When one talks about say transparent wood, one looks at about Siegfried Fink[1]. More than 30 years ago, this German scientist wanted to examine the structure of wood without damaging the material. He eventually succeeded in part by bleaching pigment in plant cells, a technique he later described in a scientific journal about wood.
New research
Years later, Fink's research was dusted off, including by Swedish scientists and researchers at the University of Maryland[2]. After years of experimenting, it now appears that scientists have achieved a breakthrough. This paves the way for the use of transparent wood in applications such as smartphone screens and lamps.
The technique
To understand how the technique works, it is important to zoom in on the structure of wood. Wood consists of a bundle of elongated vertical tubes that are connected to each other with a glue - lignin. Water and nutrients flow through the tubes. If there is a lack of water and nutrition, hollow tubes filled with air remain.
Hollow tubes
To make wood transparent, the brown lignin that binds these tubes together must be adjusted. The scientists from Maryland managed to remove the brown lignin and at the same time preserve the lignin with the properties of glue. The result is a milky framework of hollow tubes. This framework is not yet transparent because light only penetrates the hollow vertical tubes to a very limited extent.

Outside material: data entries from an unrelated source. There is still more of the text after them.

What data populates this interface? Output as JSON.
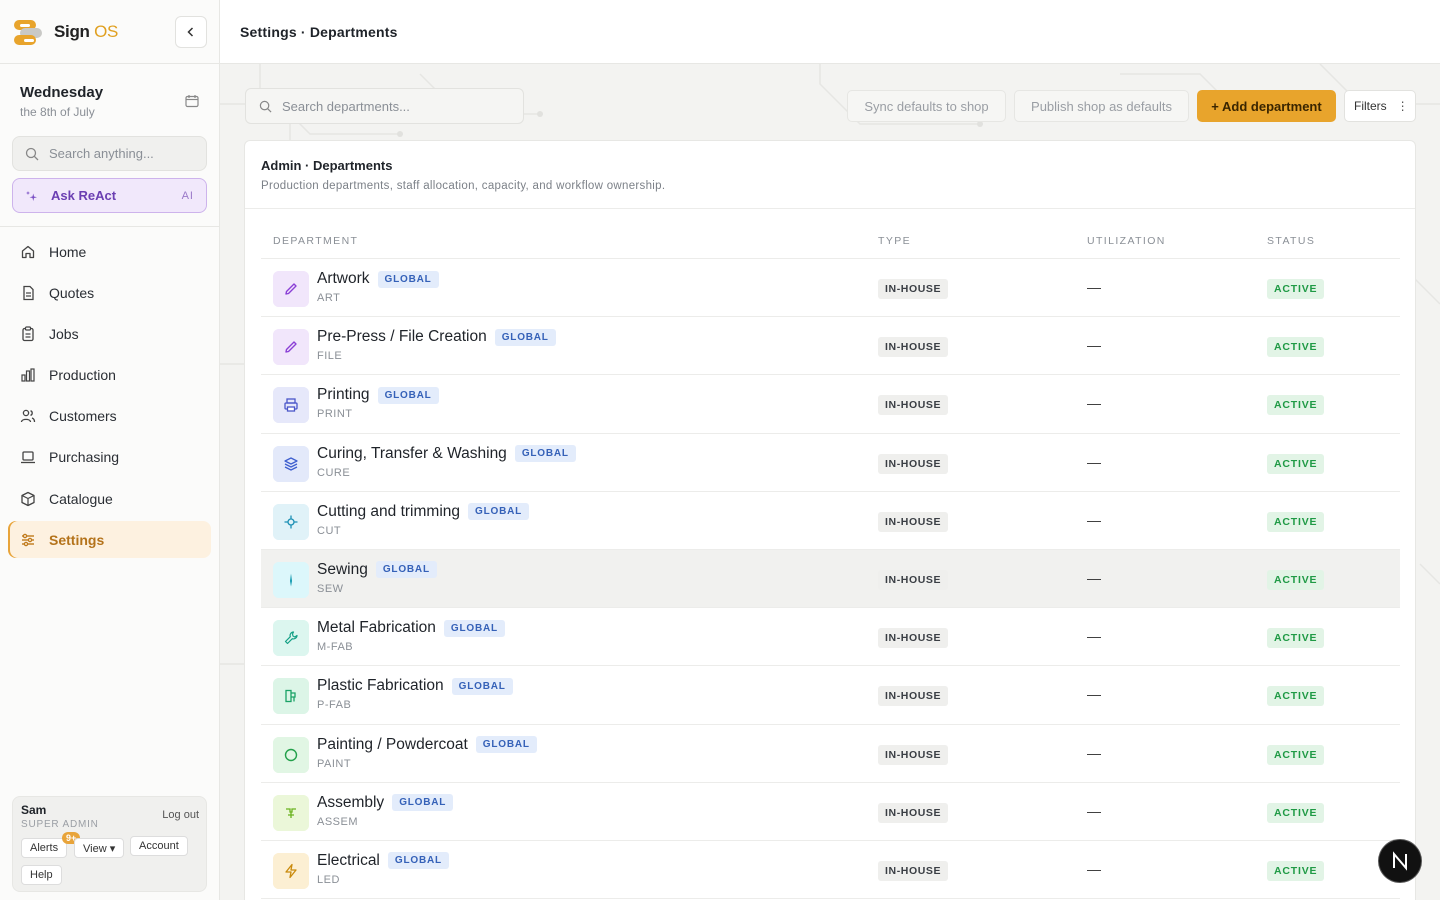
{
  "brand": {
    "name_main": "Sign",
    "name_accent": "OS"
  },
  "sidebar": {
    "date_day": "Wednesday",
    "date_sub": "the 8th of July",
    "search_placeholder": "Search anything...",
    "ask": {
      "label": "Ask ReAct",
      "badge": "AI"
    },
    "nav": [
      {
        "label": "Home",
        "icon": "home-icon"
      },
      {
        "label": "Quotes",
        "icon": "document-icon"
      },
      {
        "label": "Jobs",
        "icon": "clipboard-icon"
      },
      {
        "label": "Production",
        "icon": "bar-chart-icon"
      },
      {
        "label": "Customers",
        "icon": "users-icon"
      },
      {
        "label": "Purchasing",
        "icon": "laptop-icon"
      },
      {
        "label": "Catalogue",
        "icon": "box-icon"
      },
      {
        "label": "Settings",
        "icon": "sliders-icon",
        "active": true
      }
    ],
    "user": {
      "name": "Sam",
      "role": "SUPER ADMIN",
      "logout": "Log out",
      "alerts": "Alerts",
      "alerts_badge": "9+",
      "view": "View ▾",
      "account": "Account",
      "help": "Help"
    }
  },
  "header": {
    "title": "Settings · Departments"
  },
  "toolbar": {
    "search_placeholder": "Search departments...",
    "sync": "Sync defaults to shop",
    "publish": "Publish shop as defaults",
    "add": "+ Add department",
    "filters": "Filters"
  },
  "card": {
    "title": "Admin · Departments",
    "subtitle": "Production departments, staff allocation, capacity, and workflow ownership."
  },
  "table": {
    "columns": [
      "DEPARTMENT",
      "TYPE",
      "UTILIZATION",
      "STATUS"
    ],
    "rows": [
      {
        "name": "Artwork",
        "code": "ART",
        "tag": "GLOBAL",
        "type": "IN-HOUSE",
        "util": "—",
        "status": "ACTIVE",
        "icon": "pencil-icon",
        "color": "#8a3fd6",
        "bg": "#f1e6fb"
      },
      {
        "name": "Pre-Press / File Creation",
        "code": "FILE",
        "tag": "GLOBAL",
        "type": "IN-HOUSE",
        "util": "—",
        "status": "ACTIVE",
        "icon": "pencil-icon",
        "color": "#8a3fd6",
        "bg": "#f1e6fb"
      },
      {
        "name": "Printing",
        "code": "PRINT",
        "tag": "GLOBAL",
        "type": "IN-HOUSE",
        "util": "—",
        "status": "ACTIVE",
        "icon": "printer-icon",
        "color": "#4a56c9",
        "bg": "#e6e8fa"
      },
      {
        "name": "Curing, Transfer & Washing",
        "code": "CURE",
        "tag": "GLOBAL",
        "type": "IN-HOUSE",
        "util": "—",
        "status": "ACTIVE",
        "icon": "layers-icon",
        "color": "#3f5fcf",
        "bg": "#e3e9fa"
      },
      {
        "name": "Cutting and trimming",
        "code": "CUT",
        "tag": "GLOBAL",
        "type": "IN-HOUSE",
        "util": "—",
        "status": "ACTIVE",
        "icon": "crosshair-icon",
        "color": "#1b8fb4",
        "bg": "#e0f2f8"
      },
      {
        "name": "Sewing",
        "code": "SEW",
        "tag": "GLOBAL",
        "type": "IN-HOUSE",
        "util": "—",
        "status": "ACTIVE",
        "icon": "needle-icon",
        "color": "#139ab0",
        "bg": "#dcf7fb",
        "highlight": true
      },
      {
        "name": "Metal Fabrication",
        "code": "M-FAB",
        "tag": "GLOBAL",
        "type": "IN-HOUSE",
        "util": "—",
        "status": "ACTIVE",
        "icon": "wrench-icon",
        "color": "#14a085",
        "bg": "#dcf6ef"
      },
      {
        "name": "Plastic Fabrication",
        "code": "P-FAB",
        "tag": "GLOBAL",
        "type": "IN-HOUSE",
        "util": "—",
        "status": "ACTIVE",
        "icon": "bucket-icon",
        "color": "#1aa266",
        "bg": "#dcf5e7"
      },
      {
        "name": "Painting / Powdercoat",
        "code": "PAINT",
        "tag": "GLOBAL",
        "type": "IN-HOUSE",
        "util": "—",
        "status": "ACTIVE",
        "icon": "circle-icon",
        "color": "#22a04a",
        "bg": "#e1f6e4"
      },
      {
        "name": "Assembly",
        "code": "ASSEM",
        "tag": "GLOBAL",
        "type": "IN-HOUSE",
        "util": "—",
        "status": "ACTIVE",
        "icon": "assembly-icon",
        "color": "#6ab21f",
        "bg": "#ebf7d9"
      },
      {
        "name": "Electrical",
        "code": "LED",
        "tag": "GLOBAL",
        "type": "IN-HOUSE",
        "util": "—",
        "status": "ACTIVE",
        "icon": "bolt-icon",
        "color": "#c98a0c",
        "bg": "#fcefd3"
      }
    ]
  },
  "fab": {
    "label": "N"
  },
  "colors": {
    "accent": "#e8a42c",
    "active_green": "#1f9a45",
    "global_blue": "#3561b8"
  }
}
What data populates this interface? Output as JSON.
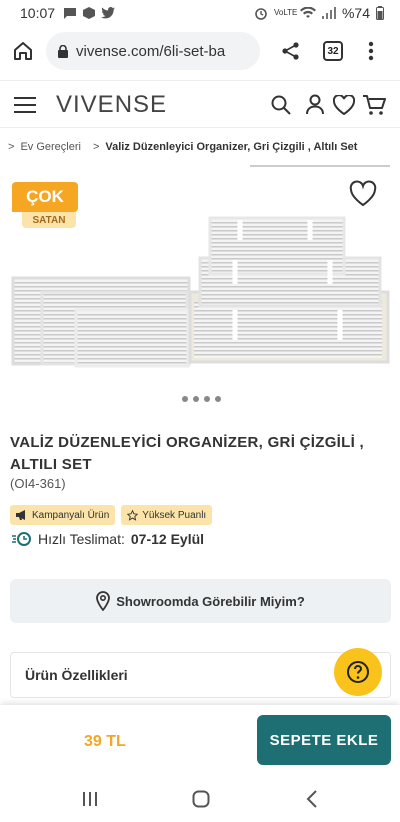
{
  "status_bar": {
    "time": "10:07",
    "network": "VoLTE",
    "battery": "%74"
  },
  "browser": {
    "url": "vivense.com/6li-set-ba",
    "tab_count": "32"
  },
  "site": {
    "logo": "VIVENSE"
  },
  "breadcrumb": {
    "parent": "Ev Gereçleri",
    "current": "Valiz Düzenleyici Organizer, Gri Çizgili , Altılı Set"
  },
  "badge": {
    "top": "ÇOK",
    "bottom": "SATAN"
  },
  "product": {
    "title": "VALİZ DÜZENLEYİCİ ORGANİZER, GRİ ÇİZGİLİ , ALTILI SET",
    "code": "(OI4-361)",
    "tags": [
      {
        "label": "Kampanyalı Ürün"
      },
      {
        "label": "Yüksek Puanlı"
      }
    ],
    "delivery_label": "Hızlı Teslimat:",
    "delivery_value": "07-12 Eylül",
    "image_count": 4
  },
  "showroom_label": "Showroomda Görebilir Miyim?",
  "specs_label": "Ürün Özellikleri",
  "buy": {
    "price": "39 TL",
    "add_label": "SEPETE EKLE"
  },
  "colors": {
    "accent": "#1d6f73",
    "badge": "#f5a623",
    "help": "#fac31b"
  }
}
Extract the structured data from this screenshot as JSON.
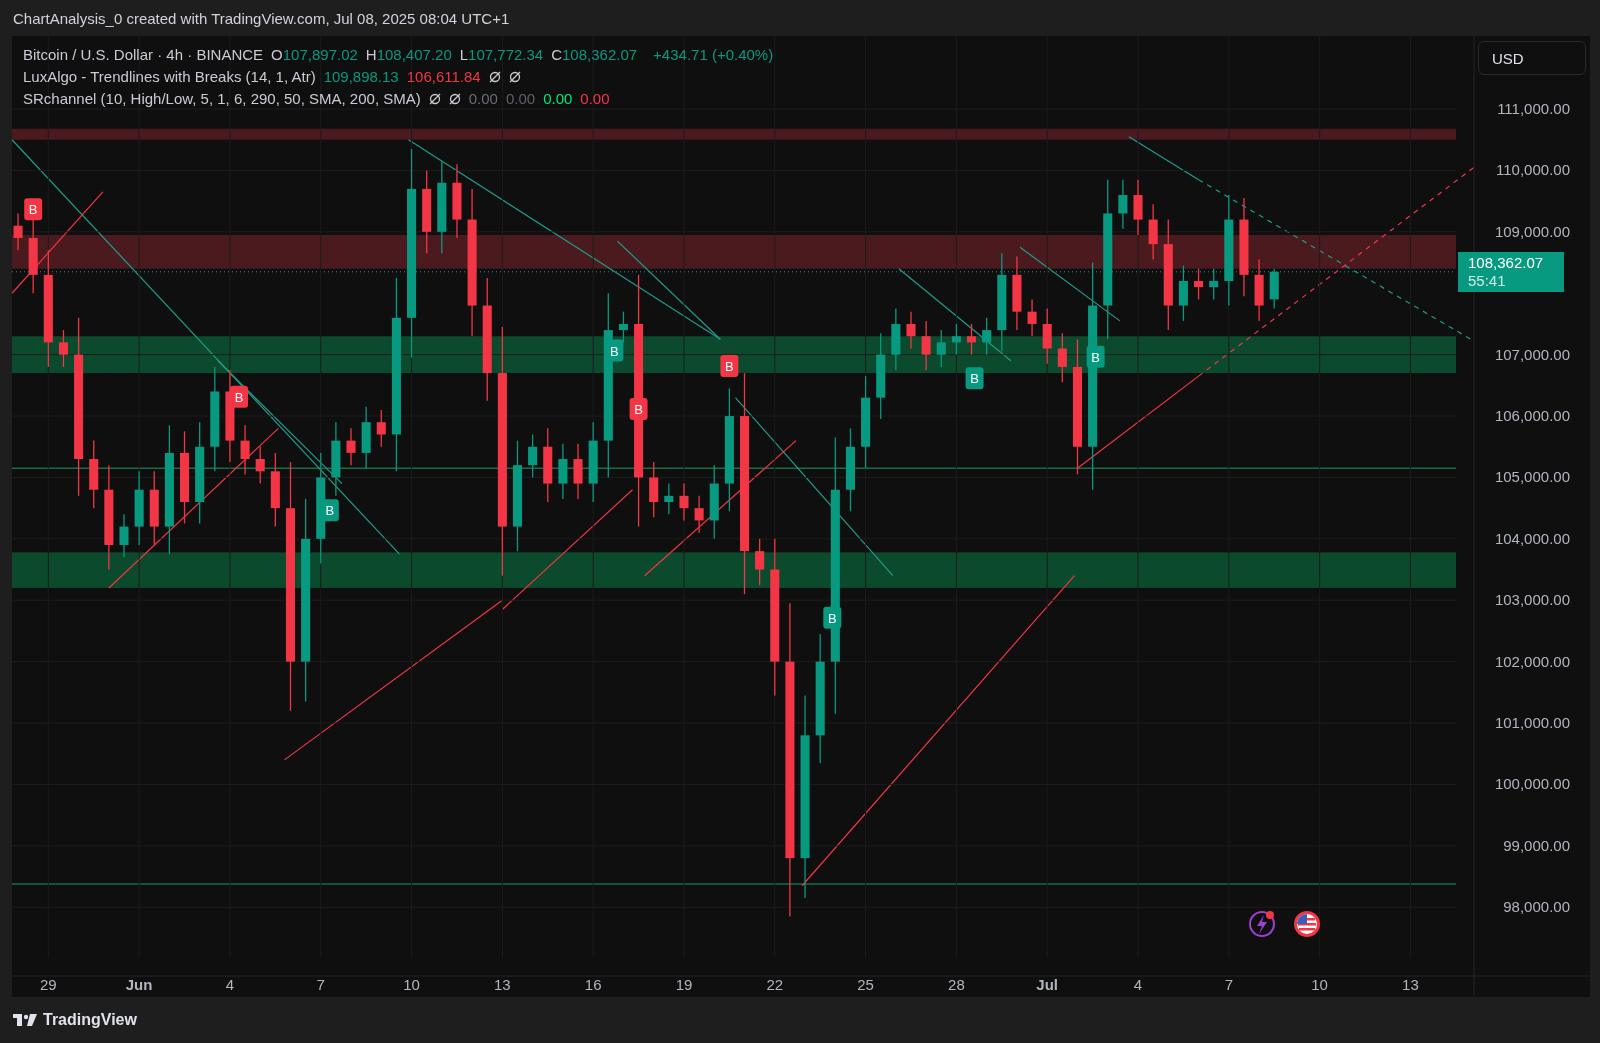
{
  "header": {
    "title": "ChartAnalysis_0 created with TradingView.com, Jul 08, 2025 08:04 UTC+1"
  },
  "legend": {
    "symbol": "Bitcoin / U.S. Dollar · 4h · BINANCE",
    "ohlc": [
      {
        "key": "O",
        "value": "107,897.02"
      },
      {
        "key": "H",
        "value": "108,407.20"
      },
      {
        "key": "L",
        "value": "107,772.34"
      },
      {
        "key": "C",
        "value": "108,362.07"
      }
    ],
    "change": "+434.71 (+0.40%)",
    "indicators": [
      {
        "name": "LuxAlgo - Trendlines with Breaks (14, 1, Atr)",
        "values": [
          {
            "text": "109,898.13",
            "color": "#089981"
          },
          {
            "text": "106,611.84",
            "color": "#f23645"
          }
        ]
      },
      {
        "name": "SRchannel (10, High/Low, 5, 1, 6, 290, 50, SMA, 200, SMA)",
        "values": [
          {
            "text": "0.00",
            "color": "#6a6d78"
          },
          {
            "text": "0.00",
            "color": "#5d606b"
          },
          {
            "text": "0.00",
            "color": "#00e676"
          },
          {
            "text": "0.00",
            "color": "#f23645"
          }
        ]
      }
    ]
  },
  "currency_button": "USD",
  "last_price": {
    "price": "108,362.07",
    "countdown": "55:41"
  },
  "chart_data": {
    "type": "candlestick",
    "categories": [
      null,
      null,
      "29",
      null,
      null,
      null,
      null,
      null,
      "Jun",
      null,
      null,
      null,
      null,
      null,
      "4",
      null,
      null,
      null,
      null,
      null,
      "7",
      null,
      null,
      null,
      null,
      null,
      "10",
      null,
      null,
      null,
      null,
      null,
      "13",
      null,
      null,
      null,
      null,
      null,
      "16",
      null,
      null,
      null,
      null,
      null,
      "19",
      null,
      null,
      null,
      null,
      null,
      "22",
      null,
      null,
      null,
      null,
      null,
      "25",
      null,
      null,
      null,
      null,
      null,
      "28",
      null,
      null,
      null,
      null,
      null,
      "Jul",
      null,
      null,
      null,
      null,
      null,
      "4",
      null,
      null,
      null,
      null,
      null,
      "7",
      null,
      null,
      null,
      null,
      null,
      "10",
      null,
      null,
      null,
      null,
      null,
      "13",
      null,
      null,
      null,
      null
    ],
    "ohlc": [
      [
        109100,
        109300,
        108700,
        108900
      ],
      [
        108900,
        109200,
        108000,
        108300
      ],
      [
        108300,
        108700,
        106800,
        107200
      ],
      [
        107200,
        107400,
        106800,
        107000
      ],
      [
        107000,
        107600,
        104700,
        105300
      ],
      [
        105300,
        105600,
        104500,
        104800
      ],
      [
        104800,
        105200,
        103500,
        103900
      ],
      [
        103900,
        104400,
        103700,
        104200
      ],
      [
        104200,
        105100,
        103900,
        104800
      ],
      [
        104800,
        105100,
        103900,
        104200
      ],
      [
        104200,
        105850,
        103750,
        105400
      ],
      [
        105400,
        105750,
        104250,
        104600
      ],
      [
        104600,
        105900,
        104250,
        105500
      ],
      [
        105500,
        106800,
        105100,
        106400
      ],
      [
        106400,
        106750,
        105250,
        105600
      ],
      [
        105600,
        105850,
        105050,
        105300
      ],
      [
        105300,
        105500,
        104900,
        105100
      ],
      [
        105100,
        105400,
        104200,
        104500
      ],
      [
        104500,
        105250,
        101200,
        102000
      ],
      [
        102000,
        104650,
        101350,
        104000
      ],
      [
        104000,
        105400,
        103600,
        105000
      ],
      [
        105000,
        105900,
        104700,
        105600
      ],
      [
        105600,
        105800,
        105200,
        105400
      ],
      [
        105400,
        106150,
        105150,
        105900
      ],
      [
        105900,
        106100,
        105500,
        105700
      ],
      [
        105700,
        108250,
        105100,
        107600
      ],
      [
        107600,
        110350,
        106950,
        109700
      ],
      [
        109700,
        110000,
        108650,
        109000
      ],
      [
        109000,
        110150,
        108650,
        109800
      ],
      [
        109800,
        110100,
        108900,
        109200
      ],
      [
        109200,
        109700,
        107300,
        107800
      ],
      [
        107800,
        108250,
        106250,
        106700
      ],
      [
        106700,
        107450,
        103400,
        104200
      ],
      [
        104200,
        105600,
        103800,
        105200
      ],
      [
        105200,
        105700,
        105000,
        105500
      ],
      [
        105500,
        105800,
        104600,
        104900
      ],
      [
        104900,
        105550,
        104650,
        105300
      ],
      [
        105300,
        105550,
        104650,
        104900
      ],
      [
        104900,
        105900,
        104600,
        105600
      ],
      [
        105600,
        108000,
        105000,
        107400
      ],
      [
        107400,
        107700,
        107200,
        107500
      ],
      [
        107500,
        108300,
        104200,
        105000
      ],
      [
        105000,
        105250,
        104350,
        104600
      ],
      [
        104600,
        104900,
        104400,
        104700
      ],
      [
        104700,
        104900,
        104300,
        104500
      ],
      [
        104500,
        104700,
        104100,
        104300
      ],
      [
        104300,
        105200,
        104000,
        104900
      ],
      [
        104900,
        106450,
        104450,
        106000
      ],
      [
        106000,
        106700,
        103100,
        103800
      ],
      [
        103800,
        104000,
        103250,
        103500
      ],
      [
        103500,
        104000,
        101450,
        102000
      ],
      [
        102000,
        102950,
        97850,
        98800
      ],
      [
        98800,
        101450,
        98150,
        100800
      ],
      [
        100800,
        102450,
        100350,
        102000
      ],
      [
        102000,
        105650,
        101150,
        104800
      ],
      [
        104800,
        105800,
        104450,
        105500
      ],
      [
        105500,
        106650,
        105150,
        106300
      ],
      [
        106300,
        107350,
        105950,
        107000
      ],
      [
        107000,
        107750,
        106750,
        107500
      ],
      [
        107500,
        107700,
        107100,
        107300
      ],
      [
        107300,
        107550,
        106750,
        107000
      ],
      [
        107000,
        107400,
        106800,
        107200
      ],
      [
        107200,
        107500,
        107000,
        107300
      ],
      [
        107300,
        107500,
        107000,
        107200
      ],
      [
        107200,
        107600,
        107000,
        107400
      ],
      [
        107400,
        108650,
        107050,
        108300
      ],
      [
        108300,
        108600,
        107400,
        107700
      ],
      [
        107700,
        107900,
        107300,
        107500
      ],
      [
        107500,
        107750,
        106850,
        107100
      ],
      [
        107100,
        107350,
        106550,
        106800
      ],
      [
        106800,
        107250,
        105050,
        105500
      ],
      [
        105500,
        108500,
        104800,
        107800
      ],
      [
        107800,
        109850,
        107250,
        109300
      ],
      [
        109300,
        109850,
        109050,
        109600
      ],
      [
        109600,
        109850,
        108950,
        109200
      ],
      [
        109200,
        109450,
        108550,
        108800
      ],
      [
        108800,
        109200,
        107400,
        107800
      ],
      [
        107800,
        108450,
        107550,
        108200
      ],
      [
        108200,
        108400,
        107900,
        108100
      ],
      [
        108100,
        108400,
        107900,
        108200
      ],
      [
        108200,
        109600,
        107800,
        109200
      ],
      [
        109200,
        109550,
        107950,
        108300
      ],
      [
        108300,
        108550,
        107550,
        107800
      ],
      [
        107900,
        108400,
        107750,
        108350
      ],
      null,
      null,
      null,
      null,
      null,
      null,
      null,
      null,
      null,
      null,
      null,
      null,
      null
    ],
    "ylim": [
      96880,
      112190
    ],
    "grid": true,
    "yticks": [
      {
        "value": 111000,
        "label": "111,000.00"
      },
      {
        "value": 110000,
        "label": "110,000.00"
      },
      {
        "value": 109000,
        "label": "109,000.00"
      },
      {
        "value": 107000,
        "label": "107,000.00"
      },
      {
        "value": 106000,
        "label": "106,000.00"
      },
      {
        "value": 105000,
        "label": "105,000.00"
      },
      {
        "value": 104000,
        "label": "104,000.00"
      },
      {
        "value": 103000,
        "label": "103,000.00"
      },
      {
        "value": 102000,
        "label": "102,000.00"
      },
      {
        "value": 101000,
        "label": "101,000.00"
      },
      {
        "value": 100000,
        "label": "100,000.00"
      },
      {
        "value": 99000,
        "label": "99,000.00"
      },
      {
        "value": 98000,
        "label": "98,000.00"
      }
    ]
  },
  "break_labels": [
    {
      "text": "B",
      "color": "#f23645"
    },
    {
      "text": "B",
      "color": "#f23645"
    },
    {
      "text": "B",
      "color": "#089981"
    },
    {
      "text": "B",
      "color": "#089981"
    },
    {
      "text": "B",
      "color": "#f23645"
    },
    {
      "text": "B",
      "color": "#f23645"
    },
    {
      "text": "B",
      "color": "#089981"
    },
    {
      "text": "B",
      "color": "#089981"
    },
    {
      "text": "B",
      "color": "#089981"
    }
  ],
  "footer": {
    "brand": "TradingView"
  }
}
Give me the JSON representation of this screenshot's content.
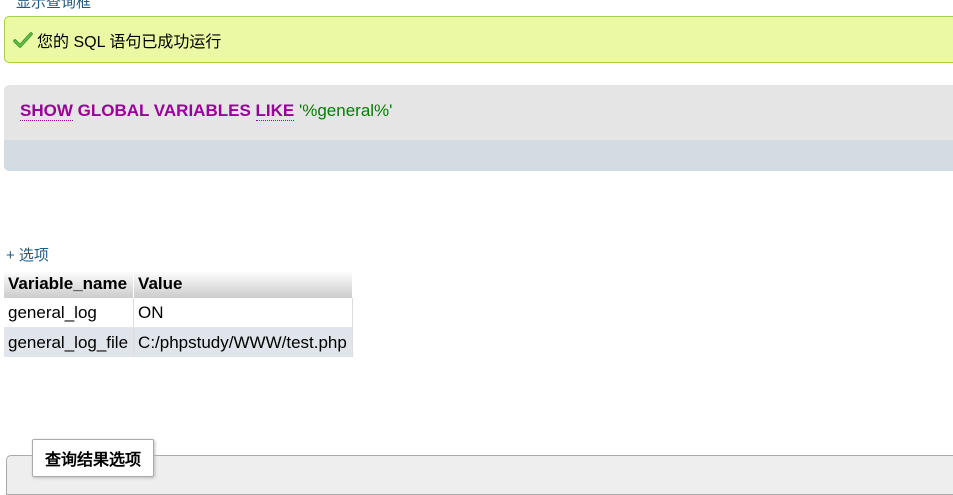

The next step consists of filling the vertical tubes with a material that allows light to pass through better. This was achieved with an artificial resin. The combination of this resin and the modified lignin resulted in wood that transmits 85 percent of light.
Insulation
The scientists discovered that their new material allows sunlight to pass through without causing annoying glare. That is why the researchers think that the material could be very suitable as a lampshade for indoor lighting. The transparent wood also turned out to be a better insulator than glass. This also makes applications possible in buildings.
Biobased
For now, producing transparent wood is still a time-consuming and complicated process. Artificial resin is still used, which means the product is not completely biobased. In the next phase of the research, the scientists want to minimize the use of fossil raw materials and see whether the technology is scalable.
Source
Teun Schröder: Opmerkelijk: transparant hout als biobased alternatief voor je smartphonescherm, in: ChangeInc, 15-12-2023, https://www.change.inc/circulaire-economie/opmerkelijk-transparant-hout-als-biobased-alternatief-voor-je-smartphonescherm-40661
[1] Siegfried Fink (born 1956) is a German Forest ecologist with the main field of Forest botanic. Fink is professor forest-botanic at the Universität Freiburg im Breisgau, Germany. Finks ressarch group takes care of the Foerst-botanic-garden of Freiburg. He and his are working on methods of forest botanic research (mikroskopy and microbiology). The group is doing research on matrixes of wood-decomposing fungi at different kind of woods in vivo an in vitro and other questions concerning the relation of fungus and trees.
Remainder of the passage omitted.